Bobby Rieger was born in East London on 20 August 1922. Fresh out of school he set off to buy 5 cows, which he grazed on rented land in the Summerpride area just outside East London. The full cream milk was bottled and delivered by hand daily and naturally was organic as was the standard back in the day. When he purchased Farm 800 in 1946 he had increased his sales to 450 gallons compared to a mere 5 gallons he was producing while he was renting land. He was also the first farmer in East London to own a pasturising and bottling machine to cope with the abundance of sales. By now the horse and cart delivery method was phased out and the motorised vehicle became the new sign of a successful dairy farm.

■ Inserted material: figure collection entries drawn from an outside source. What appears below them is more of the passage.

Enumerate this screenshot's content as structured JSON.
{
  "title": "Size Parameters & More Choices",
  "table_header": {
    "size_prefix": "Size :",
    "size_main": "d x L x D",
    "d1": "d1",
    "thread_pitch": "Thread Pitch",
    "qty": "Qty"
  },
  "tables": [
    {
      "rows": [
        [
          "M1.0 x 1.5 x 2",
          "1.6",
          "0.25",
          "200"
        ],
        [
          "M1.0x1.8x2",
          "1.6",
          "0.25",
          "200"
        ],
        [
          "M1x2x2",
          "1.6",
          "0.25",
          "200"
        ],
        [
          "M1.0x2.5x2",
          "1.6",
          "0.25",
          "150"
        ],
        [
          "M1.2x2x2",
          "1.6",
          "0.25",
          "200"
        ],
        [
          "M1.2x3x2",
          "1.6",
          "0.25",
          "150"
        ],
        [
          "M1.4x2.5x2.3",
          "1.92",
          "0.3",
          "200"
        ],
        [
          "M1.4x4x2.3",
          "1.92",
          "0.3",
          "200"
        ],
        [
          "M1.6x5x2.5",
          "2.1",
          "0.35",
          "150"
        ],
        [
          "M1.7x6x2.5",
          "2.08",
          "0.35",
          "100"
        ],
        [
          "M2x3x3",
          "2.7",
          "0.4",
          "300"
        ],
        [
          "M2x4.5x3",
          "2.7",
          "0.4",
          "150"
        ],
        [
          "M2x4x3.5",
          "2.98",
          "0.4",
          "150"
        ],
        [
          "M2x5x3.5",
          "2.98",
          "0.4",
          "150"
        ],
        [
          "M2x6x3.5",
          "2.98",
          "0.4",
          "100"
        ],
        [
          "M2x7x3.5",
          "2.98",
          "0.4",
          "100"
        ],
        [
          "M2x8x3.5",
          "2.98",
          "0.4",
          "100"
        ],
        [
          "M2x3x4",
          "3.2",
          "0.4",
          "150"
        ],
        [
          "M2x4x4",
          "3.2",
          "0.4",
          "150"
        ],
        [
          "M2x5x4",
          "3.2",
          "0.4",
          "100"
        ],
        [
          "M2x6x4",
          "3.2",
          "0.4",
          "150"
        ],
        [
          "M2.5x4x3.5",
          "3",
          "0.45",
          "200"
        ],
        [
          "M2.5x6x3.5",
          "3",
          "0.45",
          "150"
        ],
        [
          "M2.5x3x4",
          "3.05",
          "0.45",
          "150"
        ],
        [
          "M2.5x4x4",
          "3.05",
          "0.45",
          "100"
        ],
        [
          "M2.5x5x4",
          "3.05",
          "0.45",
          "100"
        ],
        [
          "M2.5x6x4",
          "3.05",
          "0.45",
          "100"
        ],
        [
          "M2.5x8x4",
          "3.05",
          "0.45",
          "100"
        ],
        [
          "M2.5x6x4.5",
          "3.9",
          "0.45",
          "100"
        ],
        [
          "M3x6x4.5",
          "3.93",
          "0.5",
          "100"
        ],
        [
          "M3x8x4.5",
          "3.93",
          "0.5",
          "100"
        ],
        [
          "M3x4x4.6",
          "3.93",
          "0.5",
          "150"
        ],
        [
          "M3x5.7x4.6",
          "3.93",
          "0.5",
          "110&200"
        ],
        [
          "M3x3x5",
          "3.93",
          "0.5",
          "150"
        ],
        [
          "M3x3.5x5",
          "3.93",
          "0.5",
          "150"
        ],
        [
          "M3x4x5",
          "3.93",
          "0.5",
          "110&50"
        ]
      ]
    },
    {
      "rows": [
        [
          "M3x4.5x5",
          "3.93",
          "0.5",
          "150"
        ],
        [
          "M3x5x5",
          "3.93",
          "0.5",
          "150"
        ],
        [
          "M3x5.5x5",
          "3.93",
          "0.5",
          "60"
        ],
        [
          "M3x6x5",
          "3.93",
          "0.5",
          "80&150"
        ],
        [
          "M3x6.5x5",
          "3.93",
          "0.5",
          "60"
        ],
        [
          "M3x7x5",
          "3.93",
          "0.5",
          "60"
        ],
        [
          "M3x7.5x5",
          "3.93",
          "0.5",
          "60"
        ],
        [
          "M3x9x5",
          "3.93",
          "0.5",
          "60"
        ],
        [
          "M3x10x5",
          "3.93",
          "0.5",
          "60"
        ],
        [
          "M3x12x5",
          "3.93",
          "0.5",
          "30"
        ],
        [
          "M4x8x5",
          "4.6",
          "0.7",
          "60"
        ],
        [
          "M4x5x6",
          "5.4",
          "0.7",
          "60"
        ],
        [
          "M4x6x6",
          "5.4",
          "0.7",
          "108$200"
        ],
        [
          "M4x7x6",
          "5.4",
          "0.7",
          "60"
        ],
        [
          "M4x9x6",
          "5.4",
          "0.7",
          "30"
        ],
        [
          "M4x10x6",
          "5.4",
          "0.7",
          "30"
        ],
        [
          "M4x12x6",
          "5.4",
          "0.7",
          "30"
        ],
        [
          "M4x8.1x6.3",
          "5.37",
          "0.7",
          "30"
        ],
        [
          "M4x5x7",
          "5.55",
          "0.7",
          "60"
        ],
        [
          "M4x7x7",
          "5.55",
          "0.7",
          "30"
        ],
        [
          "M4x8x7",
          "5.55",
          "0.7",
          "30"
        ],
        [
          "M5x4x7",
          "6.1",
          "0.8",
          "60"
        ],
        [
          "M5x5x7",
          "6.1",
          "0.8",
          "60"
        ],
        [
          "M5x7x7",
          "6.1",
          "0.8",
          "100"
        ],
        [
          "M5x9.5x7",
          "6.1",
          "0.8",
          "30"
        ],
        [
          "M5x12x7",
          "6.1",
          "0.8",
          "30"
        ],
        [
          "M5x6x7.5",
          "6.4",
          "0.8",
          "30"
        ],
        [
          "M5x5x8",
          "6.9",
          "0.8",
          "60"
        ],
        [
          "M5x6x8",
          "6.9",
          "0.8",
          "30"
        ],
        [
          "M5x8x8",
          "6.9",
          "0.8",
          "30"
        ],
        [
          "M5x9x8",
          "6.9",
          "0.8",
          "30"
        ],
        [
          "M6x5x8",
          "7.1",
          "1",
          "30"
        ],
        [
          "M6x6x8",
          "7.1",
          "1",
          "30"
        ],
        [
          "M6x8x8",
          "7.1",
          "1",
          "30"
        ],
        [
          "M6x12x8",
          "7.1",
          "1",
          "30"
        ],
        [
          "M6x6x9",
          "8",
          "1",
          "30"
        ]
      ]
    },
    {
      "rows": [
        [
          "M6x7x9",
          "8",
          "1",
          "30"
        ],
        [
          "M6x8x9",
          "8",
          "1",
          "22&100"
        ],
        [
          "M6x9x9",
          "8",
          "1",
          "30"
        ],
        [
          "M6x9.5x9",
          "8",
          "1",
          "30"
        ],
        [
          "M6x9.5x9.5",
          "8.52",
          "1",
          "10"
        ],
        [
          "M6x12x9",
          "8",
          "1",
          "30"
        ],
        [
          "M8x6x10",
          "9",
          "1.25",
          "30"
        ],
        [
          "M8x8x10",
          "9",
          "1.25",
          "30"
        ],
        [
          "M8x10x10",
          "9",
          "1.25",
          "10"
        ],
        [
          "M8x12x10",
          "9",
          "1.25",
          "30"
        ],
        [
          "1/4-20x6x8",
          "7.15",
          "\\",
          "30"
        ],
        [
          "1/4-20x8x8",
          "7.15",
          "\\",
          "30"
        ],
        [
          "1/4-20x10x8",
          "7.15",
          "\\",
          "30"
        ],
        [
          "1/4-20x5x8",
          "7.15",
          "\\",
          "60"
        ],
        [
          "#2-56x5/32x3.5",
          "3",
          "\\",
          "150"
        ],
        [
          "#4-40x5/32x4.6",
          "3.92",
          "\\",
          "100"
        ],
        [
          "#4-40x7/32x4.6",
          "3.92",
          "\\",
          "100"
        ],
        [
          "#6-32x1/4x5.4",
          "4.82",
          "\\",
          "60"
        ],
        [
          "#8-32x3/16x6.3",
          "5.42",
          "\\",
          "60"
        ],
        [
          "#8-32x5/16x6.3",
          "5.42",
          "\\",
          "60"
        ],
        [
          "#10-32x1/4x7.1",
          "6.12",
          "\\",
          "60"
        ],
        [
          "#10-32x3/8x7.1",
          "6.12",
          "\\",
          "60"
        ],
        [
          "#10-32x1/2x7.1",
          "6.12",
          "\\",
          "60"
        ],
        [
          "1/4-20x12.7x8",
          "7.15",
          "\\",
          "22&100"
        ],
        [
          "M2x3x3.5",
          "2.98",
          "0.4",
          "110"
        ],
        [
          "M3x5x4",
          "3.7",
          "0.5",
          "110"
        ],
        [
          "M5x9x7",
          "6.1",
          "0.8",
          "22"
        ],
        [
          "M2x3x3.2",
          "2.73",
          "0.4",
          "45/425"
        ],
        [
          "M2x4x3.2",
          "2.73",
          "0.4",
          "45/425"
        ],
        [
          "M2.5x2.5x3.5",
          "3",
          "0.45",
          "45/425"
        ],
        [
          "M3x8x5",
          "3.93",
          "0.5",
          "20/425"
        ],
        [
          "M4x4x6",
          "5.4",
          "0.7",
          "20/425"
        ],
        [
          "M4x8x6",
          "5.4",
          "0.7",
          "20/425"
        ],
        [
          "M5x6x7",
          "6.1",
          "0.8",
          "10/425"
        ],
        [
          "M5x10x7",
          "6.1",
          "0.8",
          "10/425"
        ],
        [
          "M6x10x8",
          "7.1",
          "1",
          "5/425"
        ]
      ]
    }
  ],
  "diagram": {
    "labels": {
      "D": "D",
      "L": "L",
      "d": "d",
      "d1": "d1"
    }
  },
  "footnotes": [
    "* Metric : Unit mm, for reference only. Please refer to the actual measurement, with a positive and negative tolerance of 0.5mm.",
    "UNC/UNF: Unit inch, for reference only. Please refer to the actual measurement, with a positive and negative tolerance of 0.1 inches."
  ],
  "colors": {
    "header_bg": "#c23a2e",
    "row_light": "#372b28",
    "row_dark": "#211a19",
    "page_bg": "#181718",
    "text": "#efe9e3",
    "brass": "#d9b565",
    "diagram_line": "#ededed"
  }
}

The farm buildings, including the milking shed – now our newly renovated Milkshed workshop, date back to 1869 when an English General, Sir Edward Brabant, was given the land as a reward for his service in the armed forces. The half-meter thick sandstone walls were all constructed by artisan maisoners and the wooden windows, doors, ceilings and floors were manufactured on site from timber salvaged from the Jane Davie, a ship that ran aground at Nahoon Mouth. In 1985 the main house was awarded national monument status.
Bobby Rieger’s love for his cows enabled him to manage the dairy until the age of 84 before suffering a stroke and sadly passing a year later from cancer.
His story is one of dedication and passion for his work. Born in an era plagued by the war-born recession, he forged his way to financial success. There are not many people that can enthusiastically wake up at 3am every morning.
The passion lives on within the thick sandstone walls of the beloved milking shed. Its intention is still to nurture the lives of many although today it is with a dairy-free approach.